Parte de nossa elite especializou-se na arte da simbiose com o Estado. Quando não está no poder, está ao lado dele. E quando perde uma eleição, ganha uma licitação. O país é um exemplo de como a herança de uma elite aristocrática pode atravessar gerações sem jamais sair de cena.
Diferentemente das elites europeias, que aprenderam a ceder espaço sob a pressão de revoluções e guilhotinas, a brasileira adaptou-se aos novos tempos refinando seu controle. Tornou-se banqueira, tecnocrata, lobista e acionista do próprio privilégio. Tornou-se tudo, mas raramente republicana. Mudou de nome sem mudar sua natureza.
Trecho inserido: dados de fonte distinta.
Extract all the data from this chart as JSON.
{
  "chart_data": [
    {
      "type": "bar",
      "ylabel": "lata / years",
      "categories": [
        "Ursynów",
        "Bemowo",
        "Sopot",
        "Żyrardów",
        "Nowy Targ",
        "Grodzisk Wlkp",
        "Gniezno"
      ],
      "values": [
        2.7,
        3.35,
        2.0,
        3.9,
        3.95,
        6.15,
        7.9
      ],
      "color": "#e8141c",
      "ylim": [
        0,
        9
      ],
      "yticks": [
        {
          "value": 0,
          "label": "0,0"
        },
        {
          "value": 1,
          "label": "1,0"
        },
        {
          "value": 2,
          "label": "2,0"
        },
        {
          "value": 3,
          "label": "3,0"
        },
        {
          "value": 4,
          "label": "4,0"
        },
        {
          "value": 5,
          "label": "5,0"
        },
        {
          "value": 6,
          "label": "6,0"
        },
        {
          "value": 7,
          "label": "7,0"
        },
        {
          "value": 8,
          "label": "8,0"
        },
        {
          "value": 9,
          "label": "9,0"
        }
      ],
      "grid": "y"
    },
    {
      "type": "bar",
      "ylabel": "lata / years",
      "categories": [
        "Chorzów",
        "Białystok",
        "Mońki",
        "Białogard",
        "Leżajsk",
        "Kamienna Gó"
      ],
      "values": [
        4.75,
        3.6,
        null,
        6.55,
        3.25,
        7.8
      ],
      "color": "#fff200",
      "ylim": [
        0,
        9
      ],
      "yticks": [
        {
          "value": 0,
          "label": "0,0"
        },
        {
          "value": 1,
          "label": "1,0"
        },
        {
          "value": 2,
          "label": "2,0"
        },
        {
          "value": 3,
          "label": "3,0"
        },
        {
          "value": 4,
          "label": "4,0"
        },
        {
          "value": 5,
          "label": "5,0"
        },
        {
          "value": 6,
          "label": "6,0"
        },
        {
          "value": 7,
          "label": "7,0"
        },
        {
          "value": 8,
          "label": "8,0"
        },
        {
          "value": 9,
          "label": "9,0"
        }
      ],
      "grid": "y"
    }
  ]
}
É uma dinastia não coroada, pois o trono é o próprio Estado. Um Estado que, longe de ser um árbitro neutro, costuma atuar como um sócio discreto das castas do topo, oferecendo infraestrutura legal, institucional e legitimação ideológica para garantir sua longevidade.
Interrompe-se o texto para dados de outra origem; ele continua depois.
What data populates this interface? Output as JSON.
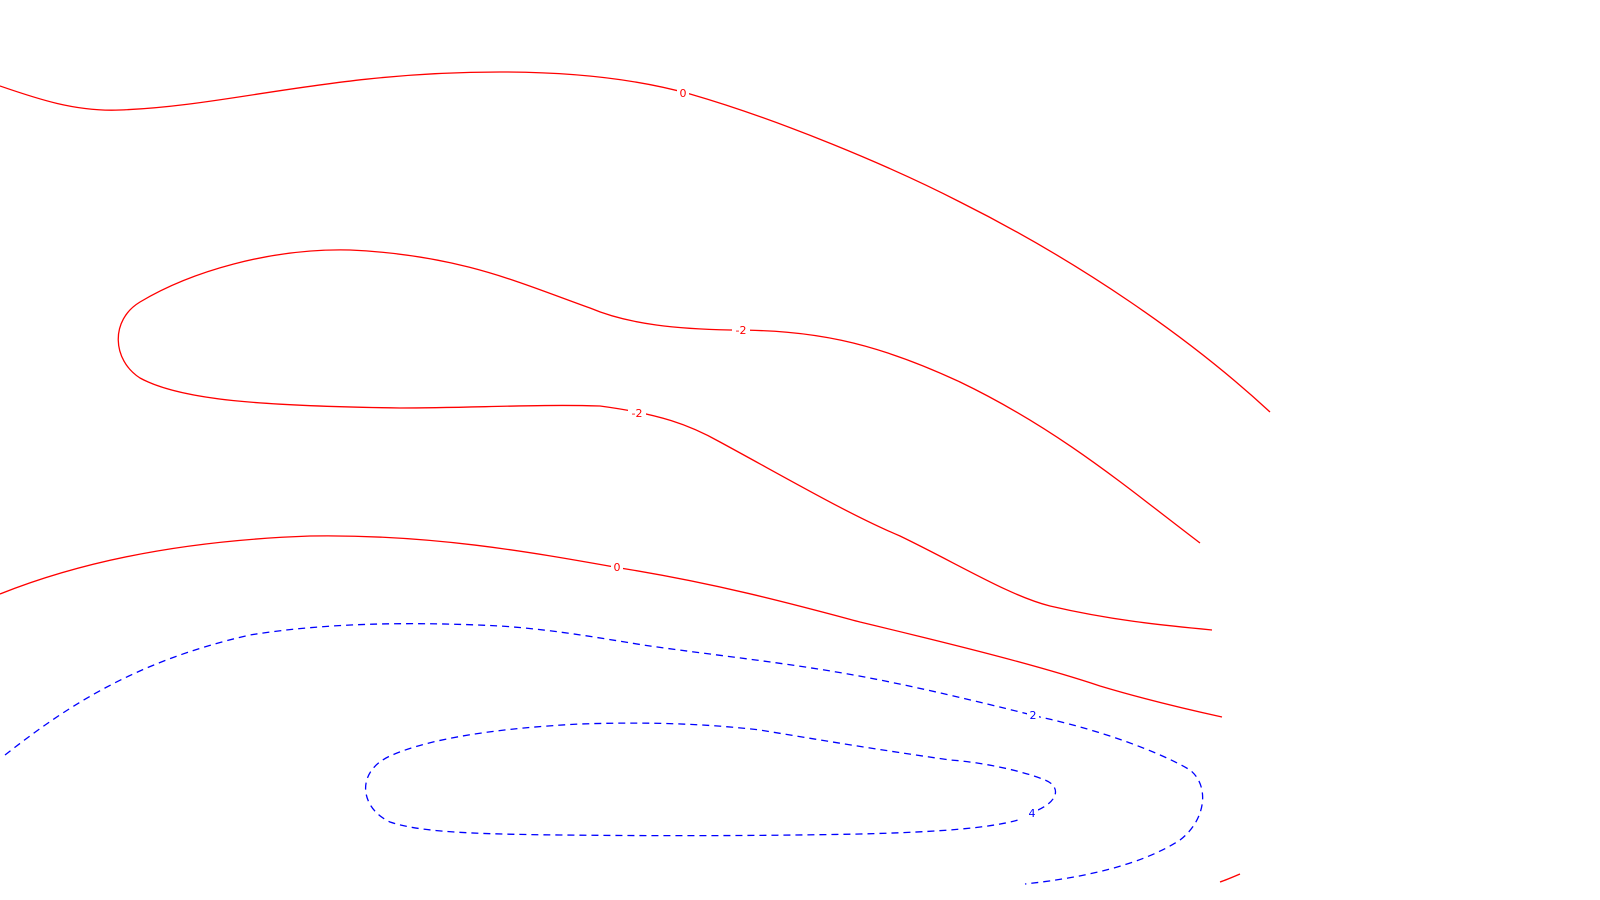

O primeiro pilar que a sustenta é a riqueza herdada, que assegura a concentração de capital nas mãos de um número ínfimo de famílias, tornando o poder econômico menos resultado de acúmulo produtivo e mais expressão de um traço genético.
Trata-se de um capital que não precisa disputar o presente, porque já venceu no passado. E, ao ser transmitido aos herdeiros, torna-os vencedores por antecipação, financiados por um passado que continua lucrando no presente, sem que seja feito um esforço equivalente.
O segundo são os mecanismos institucionais de autopreservação. Um sistema composto por engrenagens jurídicas, tributárias e políticas, desenhadas para proteger esse patrimônio. Isso se materializa, por exemplo, em subsídios para os ricos e em um imposto sobre heranças muito abaixo da média da OCDE.
Por fim, há o encobrimento ideológico das regalias da nobreza… e, acreditem, talvez seja o mais insidioso dos pilares. Trata-se de um discurso meritocrático sedutor, capaz de transformar vantagens em façanhas pessoais, e trajetórias previsíveis em sinais de genialidade.
É uma narrativa bem organizada, que vende raras histórias de sucesso como se fossem acessíveis a todos, enquanto normaliza o favorecimento de quem nasceu no topo. No entanto, ao romantizar o sucesso dos bem-nascidos, ela oculta o roteiro hereditário que a perpetua.
Permite que herdeiros encenem o papel de “self-made men”, ocultando que suas vitórias começaram muito antes do ponto de partida dos demais. É um encobrimento ideológico muito eficiente, que ensina os de cima a parecer merecedores e os de baixo a acreditar nisso.
Romper esse ciclo exige mais do que indignação episódica. Exige uma revisão corajosa das engrenagens institucionais que naturalizam a reprodução de dinastias. Trata-se de reconhecer que a hereditariedade camuflada de competência não é uma distorção de nosso país, mas uma parte essencial de seu funcionamento.
Enquanto isso não ocorrer, o Brasil continuará sendo uma República de papel. Na prática, seguirá operando como um regime hereditário disfarçado, onde o berço pesa mais que o mérito. Onde poucos governam, muitos obedecem e poucos ousam chamar essa aristocracia pelo nome.
Este texto é uma continuação da série que tenho feito sobre as elites e uma homenagem à música “Beasts of No Nation”, de Fela Kuti.